Over the past few months number of factors has been responsible for the hike in home loan interest rates. The Reserve Bank of India (RBI) has increased the repo rates and reverse repo rates which has added to the interest rate increase process. Hence interest rates on housing loans are no exception.
Till now, it was believed loans carrying a fixed rate of interest did not get affected with interest rate movements. They were supposed to remain neutral to the market movements. But with the recent continuous increases in the interest rates, this has led to loss for banks. Therefore many banks have searched a way out by introducing a reset clause in their fixed home loan documents to effect a change in the interest rate at a future date.
The reset clause will allow banks to review rates at the end of certain time period. Some banks have set the reset clause as applicable at the end of certain number of years - usually two to three.
Most banks have started introducing these clauses in their home loan documents since the interest rates started moving upwards. With this reset clause the fixed rate loans become equivalent to floating rate ones and nothing remains fixed in the strict sense of the word.
From the viewpoint of banks and financial institutions, such a step may be necessary as they no longer have access to relatively cheap long-term lines of credit to offer long tenure fixed rate loans. In case of most of the banks, the average tenure of deposits is less than four years, and if they lend for a longer period, their cost of funds strike high as also the yields. Over the past the interest rates have become unstable.

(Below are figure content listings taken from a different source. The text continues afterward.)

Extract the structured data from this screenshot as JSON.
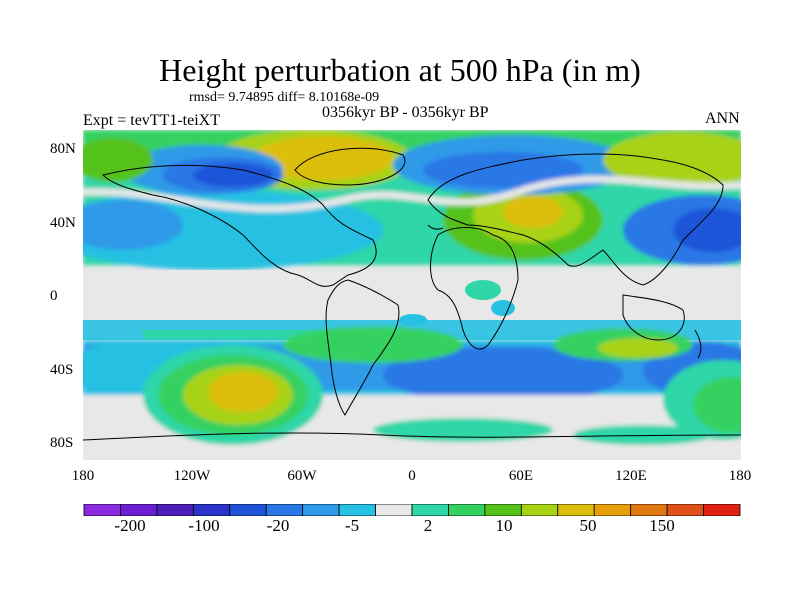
{
  "title": "Height perturbation at 500 hPa (in m)",
  "stats": "rmsd= 9.74895 diff= 8.10168e-09",
  "period": "0356kyr BP - 0356kyr BP",
  "experiment": "Expt = tevTT1-teiXT",
  "season": "ANN",
  "lat_labels": [
    "80N",
    "40N",
    "0",
    "40S",
    "80S"
  ],
  "lon_labels": [
    "180",
    "120W",
    "60W",
    "0",
    "60E",
    "120E",
    "180"
  ],
  "colorbar": {
    "colors": [
      "#8a2be2",
      "#6a1ed0",
      "#4b1fb8",
      "#2a34c8",
      "#1f54d8",
      "#2a77e6",
      "#2f9ae8",
      "#26c1e2",
      "#e8e8e8",
      "#2ed6a8",
      "#35d160",
      "#55c21a",
      "#a8d214",
      "#dcbf0a",
      "#e8a00a",
      "#e07812",
      "#e05018",
      "#e02010"
    ],
    "labels": [
      "-200",
      "-100",
      "-20",
      "-5",
      "2",
      "10",
      "50",
      "150"
    ]
  },
  "colors": {
    "background_gray": "#e8e8e8",
    "coast": "#000000"
  }
}
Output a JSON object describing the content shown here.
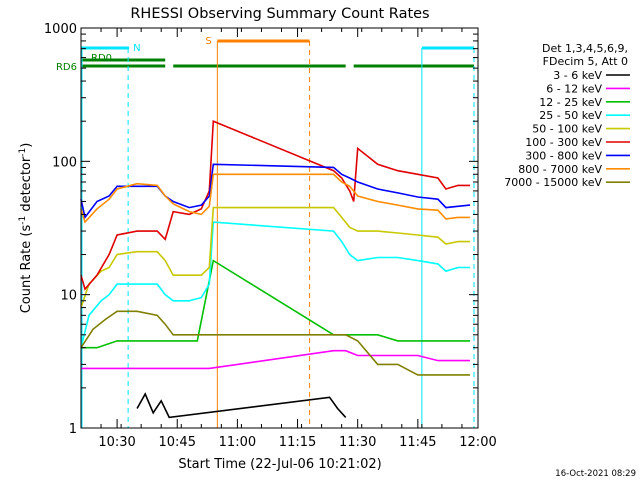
{
  "chart_data": {
    "type": "line",
    "title": "RHESSI Observing Summary Count Rates",
    "xlabel": "Start Time (22-Jul-06 10:21:02)",
    "ylabel_main": "Count Rate (s",
    "ylabel_sup1": "-1",
    "ylabel_mid": " detector",
    "ylabel_sup2": "-1",
    "ylabel_end": ")",
    "yscale": "log",
    "ylim": [
      1,
      1000
    ],
    "xlim": [
      "10:21",
      "12:00"
    ],
    "x_ticks": [
      "10:30",
      "10:45",
      "11:00",
      "11:15",
      "11:30",
      "11:45",
      "12:00"
    ],
    "y_ticks": [
      "1",
      "10",
      "100",
      "1000"
    ],
    "timestamp": "16-Oct-2021 08:29",
    "legend_header": [
      "Det 1,3,4,5,6,9,",
      "FDecim 5, Att 0"
    ],
    "flags": {
      "N": {
        "label": "N",
        "color": "#00e5ff",
        "segments": [
          [
            "10:21",
            "10:33"
          ],
          [
            "11:46",
            "11:59"
          ]
        ]
      },
      "S": {
        "label": "S",
        "color": "#ff8000",
        "segments": [
          [
            "10:55",
            "11:18"
          ]
        ]
      },
      "RD0": {
        "label": "RD0",
        "color": "#008000",
        "segments": [
          [
            "10:21",
            "10:42"
          ]
        ]
      },
      "RD6": {
        "label": "RD6",
        "color": "#008000",
        "segments": [
          [
            "10:21",
            "10:42"
          ],
          [
            "10:44",
            "10:55"
          ],
          [
            "10:55",
            "11:18"
          ],
          [
            "11:18",
            "11:27"
          ],
          [
            "11:29",
            "11:59"
          ]
        ]
      }
    },
    "series": [
      {
        "name": "3 - 6 keV",
        "color": "#000000",
        "x": [
          "10:35",
          "10:37",
          "10:39",
          "10:41",
          "10:43",
          "11:23",
          "11:25",
          "11:27"
        ],
        "y": [
          1.4,
          1.8,
          1.3,
          1.6,
          1.2,
          1.7,
          1.4,
          1.2
        ]
      },
      {
        "name": "6 - 12 keV",
        "color": "#ff00ff",
        "x": [
          "10:21",
          "10:25",
          "10:30",
          "10:35",
          "10:40",
          "10:45",
          "10:50",
          "10:53",
          "11:24",
          "11:27",
          "11:30",
          "11:35",
          "11:40",
          "11:45",
          "11:50",
          "11:58"
        ],
        "y": [
          2.8,
          2.8,
          2.8,
          2.8,
          2.8,
          2.8,
          2.8,
          2.8,
          3.8,
          3.8,
          3.5,
          3.5,
          3.5,
          3.5,
          3.2,
          3.2
        ]
      },
      {
        "name": "12 - 25 keV",
        "color": "#00c000",
        "x": [
          "10:21",
          "10:25",
          "10:30",
          "10:35",
          "10:40",
          "10:45",
          "10:50",
          "10:54",
          "11:24",
          "11:27",
          "11:30",
          "11:35",
          "11:40",
          "11:45",
          "11:50",
          "11:58"
        ],
        "y": [
          4,
          4,
          4.5,
          4.5,
          4.5,
          4.5,
          4.5,
          18,
          5,
          5,
          5,
          5,
          4.5,
          4.5,
          4.5,
          4.5
        ]
      },
      {
        "name": "25 - 50 keV",
        "color": "#00ffff",
        "x": [
          "10:21",
          "10:23",
          "10:26",
          "10:28",
          "10:30",
          "10:35",
          "10:40",
          "10:42",
          "10:44",
          "10:48",
          "10:51",
          "10:53",
          "10:54",
          "11:24",
          "11:26",
          "11:28",
          "11:30",
          "11:35",
          "11:40",
          "11:45",
          "11:50",
          "11:52",
          "11:55",
          "11:58"
        ],
        "y": [
          4,
          7,
          9,
          10,
          12,
          12,
          12,
          10,
          9,
          9,
          9.5,
          12,
          35,
          30,
          25,
          20,
          18,
          19,
          19,
          18,
          17,
          15,
          16,
          16
        ]
      },
      {
        "name": "50 - 100 keV",
        "color": "#c8c800",
        "x": [
          "10:21",
          "10:23",
          "10:26",
          "10:28",
          "10:30",
          "10:35",
          "10:40",
          "10:42",
          "10:44",
          "10:48",
          "10:51",
          "10:53",
          "10:54",
          "11:24",
          "11:26",
          "11:28",
          "11:30",
          "11:35",
          "11:40",
          "11:45",
          "11:50",
          "11:52",
          "11:55",
          "11:58"
        ],
        "y": [
          8,
          12,
          15,
          16,
          20,
          21,
          21,
          18,
          14,
          14,
          14,
          16,
          45,
          45,
          38,
          32,
          30,
          30,
          29,
          28,
          27,
          24,
          25,
          25
        ]
      },
      {
        "name": "100 - 300 keV",
        "color": "#e00000",
        "x": [
          "10:21",
          "10:22",
          "10:25",
          "10:28",
          "10:30",
          "10:35",
          "10:40",
          "10:42",
          "10:44",
          "10:48",
          "10:51",
          "10:53",
          "10:54",
          "11:24",
          "11:26",
          "11:28",
          "11:29",
          "11:30",
          "11:35",
          "11:40",
          "11:45",
          "11:50",
          "11:52",
          "11:55",
          "11:58"
        ],
        "y": [
          14,
          11,
          14,
          20,
          28,
          30,
          30,
          26,
          42,
          40,
          44,
          60,
          200,
          85,
          75,
          60,
          50,
          125,
          95,
          85,
          80,
          75,
          62,
          66,
          66
        ]
      },
      {
        "name": "300 - 800 keV",
        "color": "#0000ff",
        "x": [
          "10:21",
          "10:22",
          "10:25",
          "10:28",
          "10:30",
          "10:35",
          "10:40",
          "10:42",
          "10:44",
          "10:48",
          "10:51",
          "10:53",
          "10:54",
          "11:24",
          "11:26",
          "11:28",
          "11:30",
          "11:35",
          "11:40",
          "11:45",
          "11:50",
          "11:52",
          "11:55",
          "11:58"
        ],
        "y": [
          52,
          38,
          50,
          55,
          65,
          65,
          65,
          55,
          50,
          45,
          47,
          55,
          95,
          90,
          80,
          75,
          70,
          62,
          58,
          54,
          52,
          45,
          46,
          47
        ]
      },
      {
        "name": "800 - 7000 keV",
        "color": "#ff8c00",
        "x": [
          "10:21",
          "10:22",
          "10:25",
          "10:28",
          "10:30",
          "10:35",
          "10:40",
          "10:42",
          "10:44",
          "10:48",
          "10:51",
          "10:53",
          "10:54",
          "11:24",
          "11:26",
          "11:28",
          "11:30",
          "11:35",
          "11:40",
          "11:45",
          "11:50",
          "11:52",
          "11:55",
          "11:58"
        ],
        "y": [
          44,
          35,
          44,
          52,
          62,
          68,
          66,
          55,
          48,
          42,
          40,
          46,
          80,
          80,
          70,
          65,
          55,
          50,
          47,
          44,
          43,
          37,
          38,
          38
        ]
      },
      {
        "name": "7000 - 15000 keV",
        "color": "#808000",
        "x": [
          "10:21",
          "10:24",
          "10:27",
          "10:30",
          "10:35",
          "10:40",
          "10:42",
          "10:44",
          "10:48",
          "10:52",
          "10:54",
          "11:24",
          "11:27",
          "11:30",
          "11:35",
          "11:40",
          "11:45",
          "11:50",
          "11:55",
          "11:58"
        ],
        "y": [
          4,
          5.5,
          6.5,
          7.5,
          7.5,
          7,
          6,
          5,
          5,
          5,
          5,
          5,
          5,
          4.5,
          3,
          3,
          2.5,
          2.5,
          2.5,
          2.5
        ]
      }
    ]
  }
}
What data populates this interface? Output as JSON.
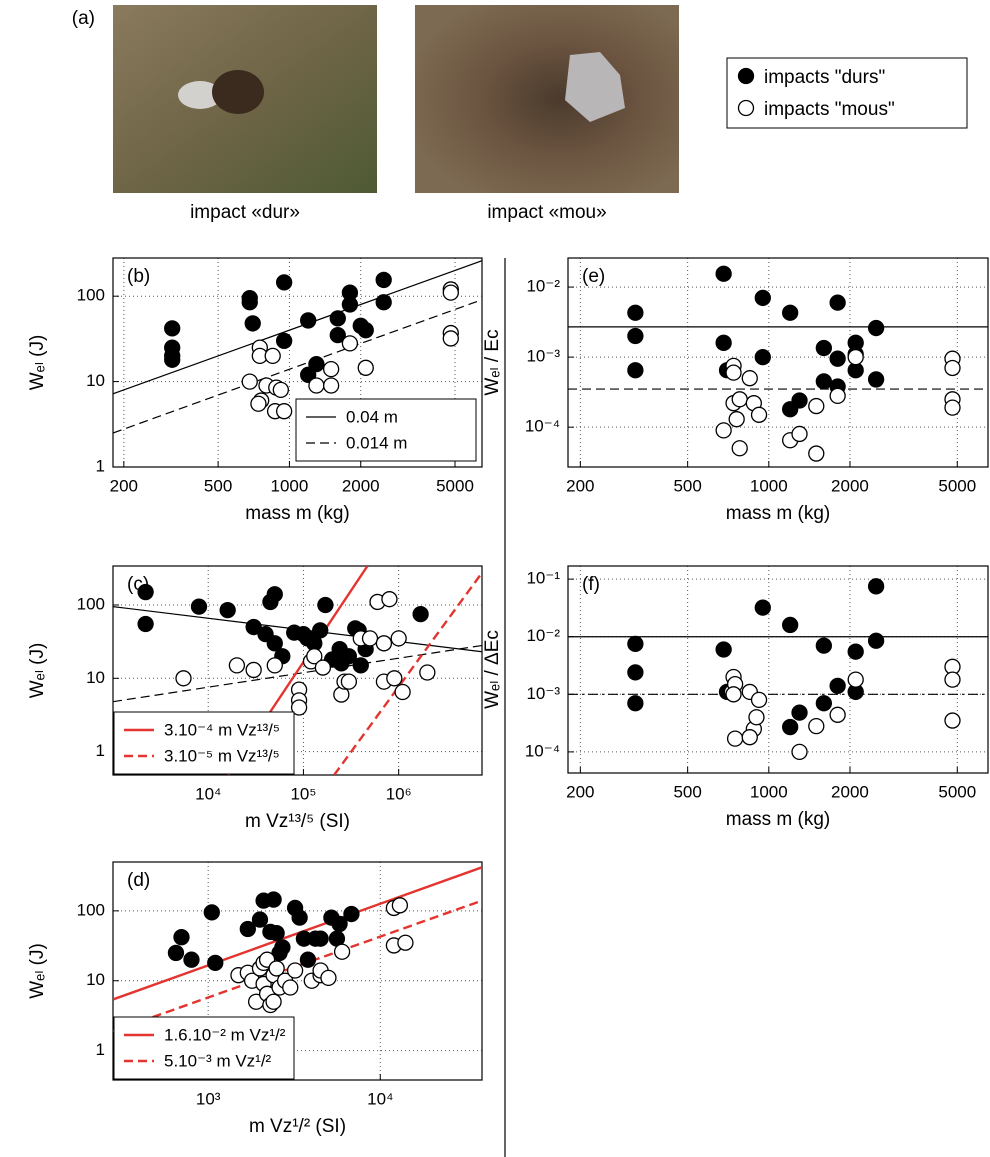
{
  "panel_a": {
    "label": "(a)",
    "captions": [
      "impact «dur»",
      "impact «mou»"
    ]
  },
  "shared_legend": [
    "impacts \"durs\"",
    "impacts \"mous\""
  ],
  "chart_data": [
    {
      "type": "scatter",
      "label": "(b)",
      "xlabel": "mass m (kg)",
      "ylabel": "Wₑₗ (J)",
      "log_x": true,
      "log_y": true,
      "grid": true,
      "legend": "lower right",
      "xlim": [
        180,
        6500
      ],
      "ylim": [
        1,
        280
      ],
      "xticks": [
        200,
        500,
        1000,
        2000,
        5000
      ],
      "yticks": [
        1,
        10,
        100
      ],
      "series": [
        {
          "type": "line",
          "name": "0.04 m",
          "color": "#000",
          "style": "solid",
          "x": [
            180,
            6500
          ],
          "values": [
            7.2,
            260
          ]
        },
        {
          "type": "line",
          "name": "0.014 m",
          "color": "#000",
          "style": "dashed",
          "x": [
            180,
            6500
          ],
          "values": [
            2.5,
            91
          ]
        },
        {
          "type": "scatter",
          "color": "#000",
          "marker_fill": "#000",
          "x": [
            320,
            320,
            320,
            320,
            680,
            680,
            700,
            950,
            950,
            1200,
            1300,
            1200,
            1600,
            1600,
            1800,
            1800,
            2000,
            2100,
            2500,
            2500
          ],
          "values": [
            42,
            25,
            20,
            18,
            95,
            85,
            48,
            145,
            30,
            52,
            16,
            12,
            55,
            35,
            110,
            80,
            45,
            40,
            155,
            85
          ]
        },
        {
          "type": "scatter",
          "color": "#000",
          "marker_fill": "#fff",
          "x": [
            680,
            750,
            750,
            760,
            740,
            800,
            850,
            880,
            870,
            920,
            950,
            1300,
            1500,
            1500,
            1800,
            2100,
            4800,
            4800,
            4800,
            4800
          ],
          "values": [
            10,
            25,
            20,
            6,
            5.5,
            9,
            20,
            8.5,
            4.5,
            8,
            4.5,
            9,
            14,
            9,
            28,
            14.5,
            120,
            110,
            37,
            32
          ]
        }
      ]
    },
    {
      "type": "scatter",
      "label": "(c)",
      "xlabel": "m Vz¹³/⁵ (SI)",
      "ylabel": "Wₑₗ (J)",
      "log_x": true,
      "log_y": true,
      "grid": true,
      "legend": "lower left",
      "xlim": [
        1000,
        7500000
      ],
      "ylim": [
        0.48,
        340
      ],
      "xticks": [
        {
          "value": 10000,
          "label": "10⁴"
        },
        {
          "value": 100000,
          "label": "10⁵"
        },
        {
          "value": 1000000,
          "label": "10⁶"
        }
      ],
      "yticks": [
        1,
        10,
        100
      ],
      "series": [
        {
          "type": "line",
          "color": "#000",
          "style": "solid",
          "x": [
            1000,
            7500000
          ],
          "values": [
            95,
            23
          ]
        },
        {
          "type": "line",
          "color": "#000",
          "style": "dashed",
          "x": [
            1000,
            7500000
          ],
          "values": [
            4.8,
            28
          ]
        },
        {
          "type": "line",
          "name": "3.10⁻⁴ m Vz¹³/⁵",
          "color": "#e3342f",
          "style": "solid",
          "x": [
            16200,
            470000
          ],
          "values": [
            0.48,
            340
          ]
        },
        {
          "type": "line",
          "name": "3.10⁻⁵ m Vz¹³/⁵",
          "color": "#e3342f",
          "style": "dashed",
          "x": [
            210000,
            7500000
          ],
          "values": [
            0.48,
            275
          ]
        },
        {
          "type": "scatter",
          "color": "#000",
          "marker_fill": "#000",
          "x": [
            2200,
            2200,
            8000,
            16000,
            30000,
            45000,
            50000,
            40000,
            50000,
            60000,
            80000,
            100000,
            110000,
            130000,
            150000,
            170000,
            200000,
            250000,
            300000,
            350000,
            380000,
            400000,
            450000,
            1700000,
            240000
          ],
          "values": [
            150,
            55,
            95,
            85,
            50,
            110,
            140,
            40,
            30,
            20,
            42,
            40,
            35,
            30,
            45,
            100,
            18,
            16,
            20,
            48,
            45,
            15,
            25,
            75,
            25
          ]
        },
        {
          "type": "scatter",
          "color": "#000",
          "marker_fill": "#fff",
          "x": [
            5500,
            20000,
            30000,
            50000,
            90000,
            90000,
            90000,
            120000,
            130000,
            160000,
            250000,
            270000,
            300000,
            400000,
            500000,
            600000,
            700000,
            800000,
            700000,
            900000,
            1100000,
            1000000,
            2000000
          ],
          "values": [
            10,
            15,
            13,
            15,
            7,
            5,
            4,
            17,
            20,
            14,
            6,
            9,
            9,
            35,
            35,
            110,
            30,
            120,
            9,
            10,
            6.5,
            35,
            12
          ]
        }
      ]
    },
    {
      "type": "scatter",
      "label": "(d)",
      "xlabel": "m Vz¹/² (SI)",
      "ylabel": "Wₑₗ (J)",
      "log_x": true,
      "log_y": true,
      "grid": true,
      "legend": "lower left",
      "xlim": [
        280,
        39000
      ],
      "ylim": [
        0.38,
        500
      ],
      "xticks": [
        {
          "value": 1000,
          "label": "10³"
        },
        {
          "value": 10000,
          "label": "10⁴"
        }
      ],
      "yticks": [
        1,
        10,
        100
      ],
      "series": [
        {
          "type": "line",
          "name": "1.6.10⁻² m Vz¹/²",
          "color": "#e3342f",
          "style": "solid",
          "x": [
            280,
            39000
          ],
          "values": [
            5.4,
            420
          ]
        },
        {
          "type": "line",
          "name": "5.10⁻³ m Vz¹/²",
          "color": "#e3342f",
          "style": "dashed",
          "x": [
            280,
            39000
          ],
          "values": [
            1.9,
            140
          ]
        },
        {
          "type": "scatter",
          "color": "#000",
          "marker_fill": "#000",
          "x": [
            650,
            700,
            800,
            1050,
            1100,
            1700,
            2000,
            2100,
            2300,
            2400,
            2500,
            2600,
            2700,
            3200,
            3400,
            3600,
            3800,
            4200,
            4500,
            5200,
            5600,
            5800,
            6800
          ],
          "values": [
            25,
            42,
            20,
            95,
            18,
            55,
            75,
            140,
            50,
            145,
            48,
            25,
            30,
            110,
            80,
            40,
            20,
            40,
            40,
            80,
            40,
            65,
            90
          ]
        },
        {
          "type": "scatter",
          "color": "#000",
          "marker_fill": "#fff",
          "x": [
            1500,
            1700,
            1800,
            1900,
            2000,
            2100,
            2100,
            2200,
            2200,
            2300,
            2400,
            2400,
            2500,
            2600,
            2800,
            3000,
            3200,
            4000,
            4500,
            4500,
            5000,
            6000,
            12000,
            12000,
            13000,
            14000
          ],
          "values": [
            12,
            13,
            10,
            5,
            15,
            18,
            9,
            20,
            6.5,
            4.5,
            5,
            12,
            15,
            8,
            10,
            8,
            14,
            10,
            12,
            14,
            11,
            26,
            110,
            32,
            120,
            35
          ]
        }
      ]
    },
    {
      "type": "scatter",
      "label": "(e)",
      "xlabel": "mass m (kg)",
      "ylabel": "Wₑₗ / Ec",
      "log_x": true,
      "log_y": true,
      "grid": true,
      "xlim": [
        180,
        6500
      ],
      "ylim": [
        2.7e-05,
        0.026
      ],
      "xticks": [
        200,
        500,
        1000,
        2000,
        5000
      ],
      "yticks": [
        {
          "value": 0.0001,
          "label": "10⁻⁴"
        },
        {
          "value": 0.001,
          "label": "10⁻³"
        },
        {
          "value": 0.01,
          "label": "10⁻²"
        }
      ],
      "series": [
        {
          "type": "line",
          "color": "#000",
          "style": "solid",
          "x": [
            180,
            6500
          ],
          "values": [
            0.0027,
            0.0027
          ]
        },
        {
          "type": "line",
          "color": "#000",
          "style": "dashed",
          "x": [
            180,
            6500
          ],
          "values": [
            0.00035,
            0.00035
          ]
        },
        {
          "type": "scatter",
          "color": "#000",
          "marker_fill": "#000",
          "x": [
            320,
            320,
            320,
            680,
            680,
            700,
            950,
            950,
            1200,
            1200,
            1300,
            1600,
            1600,
            1800,
            1800,
            1800,
            2100,
            2100,
            2100,
            2500,
            2500
          ],
          "values": [
            0.0043,
            0.002,
            0.00065,
            0.0155,
            0.0016,
            0.00065,
            0.007,
            0.001,
            0.0043,
            0.00018,
            0.00024,
            0.00135,
            0.00045,
            0.006,
            0.00095,
            0.00038,
            0.0016,
            0.0011,
            0.00065,
            0.0026,
            0.00048
          ]
        },
        {
          "type": "scatter",
          "color": "#000",
          "marker_fill": "#fff",
          "x": [
            680,
            740,
            740,
            740,
            760,
            780,
            780,
            850,
            880,
            920,
            1200,
            1300,
            1500,
            1500,
            1800,
            2100,
            4800,
            4800,
            4800,
            4800
          ],
          "values": [
            9e-05,
            0.00075,
            0.0006,
            0.00022,
            0.00013,
            5e-05,
            0.00025,
            0.0005,
            0.00022,
            0.00015,
            6.5e-05,
            8e-05,
            0.0002,
            4.2e-05,
            0.00028,
            0.001,
            0.00095,
            0.0007,
            0.00025,
            0.00019
          ]
        }
      ]
    },
    {
      "type": "scatter",
      "label": "(f)",
      "xlabel": "mass m (kg)",
      "ylabel": "Wₑₗ / ΔEc",
      "log_x": true,
      "log_y": true,
      "grid": true,
      "xlim": [
        180,
        6500
      ],
      "ylim": [
        4.3e-05,
        0.169
      ],
      "xticks": [
        200,
        500,
        1000,
        2000,
        5000
      ],
      "yticks": [
        {
          "value": 0.0001,
          "label": "10⁻⁴"
        },
        {
          "value": 0.001,
          "label": "10⁻³"
        },
        {
          "value": 0.01,
          "label": "10⁻²"
        },
        {
          "value": 0.1,
          "label": "10⁻¹"
        }
      ],
      "series": [
        {
          "type": "line",
          "color": "#000",
          "style": "solid",
          "x": [
            180,
            6500
          ],
          "values": [
            0.01,
            0.01
          ]
        },
        {
          "type": "line",
          "color": "#000",
          "style": "dashdot",
          "x": [
            180,
            6500
          ],
          "values": [
            0.001,
            0.001
          ]
        },
        {
          "type": "scatter",
          "color": "#000",
          "marker_fill": "#000",
          "x": [
            320,
            320,
            320,
            680,
            700,
            950,
            1200,
            1200,
            1300,
            1600,
            1600,
            1800,
            2100,
            2100,
            2500,
            2500
          ],
          "values": [
            0.0075,
            0.0024,
            0.0007,
            0.006,
            0.0011,
            0.032,
            0.016,
            0.00027,
            0.00048,
            0.007,
            0.0007,
            0.0014,
            0.0055,
            0.0011,
            0.075,
            0.0085
          ]
        },
        {
          "type": "scatter",
          "color": "#000",
          "marker_fill": "#fff",
          "x": [
            730,
            740,
            750,
            740,
            750,
            850,
            880,
            900,
            850,
            920,
            1300,
            1500,
            1800,
            2100,
            4800,
            4800,
            4800
          ],
          "values": [
            0.0011,
            0.002,
            0.0015,
            0.001,
            0.00017,
            0.0011,
            0.00025,
            0.0004,
            0.00018,
            0.0008,
            0.0001,
            0.00028,
            0.00044,
            0.0018,
            0.003,
            0.0018,
            0.00035
          ]
        }
      ]
    }
  ]
}
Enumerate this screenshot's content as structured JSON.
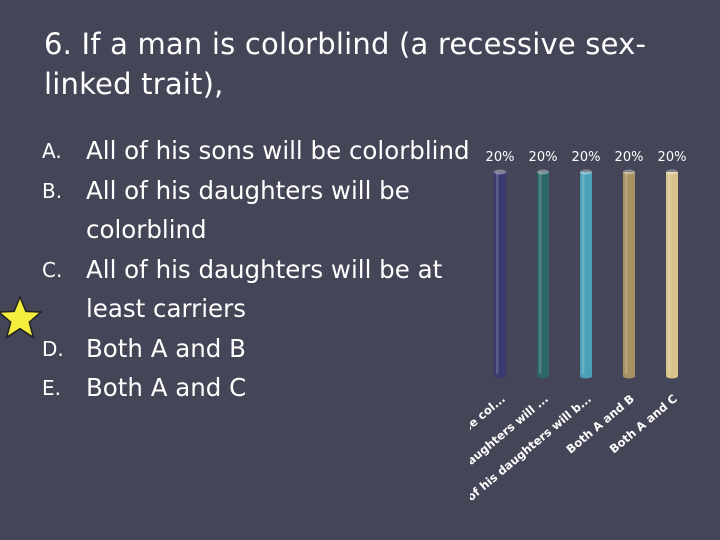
{
  "slide": {
    "title": "6.  If a man is colorblind (a recessive sex-linked trait),",
    "answers": [
      {
        "letter": "A.",
        "text": "All of his sons will be colorblind"
      },
      {
        "letter": "B.",
        "text": "All of his daughters will be colorblind"
      },
      {
        "letter": "C.",
        "text": "All of his daughters will be at least carriers"
      },
      {
        "letter": "D.",
        "text": "Both A and B"
      },
      {
        "letter": "E.",
        "text": "Both A and C"
      }
    ],
    "correct_marker": "star-icon",
    "correct_index": 2
  },
  "chart_data": {
    "type": "bar",
    "categories": [
      "All of his sons will be col...",
      "All of his daughters will ...",
      "All of his daughters will b...",
      "Both A and B",
      "Both A and C"
    ],
    "values": [
      20,
      20,
      20,
      20,
      20
    ],
    "value_labels": [
      "20%",
      "20%",
      "20%",
      "20%",
      "20%"
    ],
    "ylim": [
      0,
      20
    ],
    "colors": [
      "#3a3a70",
      "#2c6666",
      "#4aa0b8",
      "#a89060",
      "#d8c48a"
    ],
    "grid": false,
    "legend": "none"
  }
}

Following the increasing instability in the interest rates, the banks are not ready to take a view on where interest rates are headed in the times to come, as banks are already under pressure to protect their margins. Because of all these factors banks are forced to review the pricing and product structure of loans.
With reset clauses Bank would be able to revise the interest rates on loans in case of certain circumstances. The banks will have the discretion to increase the interest rates in case the market rates of interest increase. This tends to evade the banks against interest rate increases at a future point in time. But this is going to put the borrower in a disadvantageous position. In any case the fixed rate of interest is higher than the floating rate.
The criteria that can trigger the rest clause have been specified in the loan document. Reset clause depicts changes in interest rates to the fixed rate borrowers. The only difference in respect of a floating rate loan is that changes in the interest rate don't happen frequently.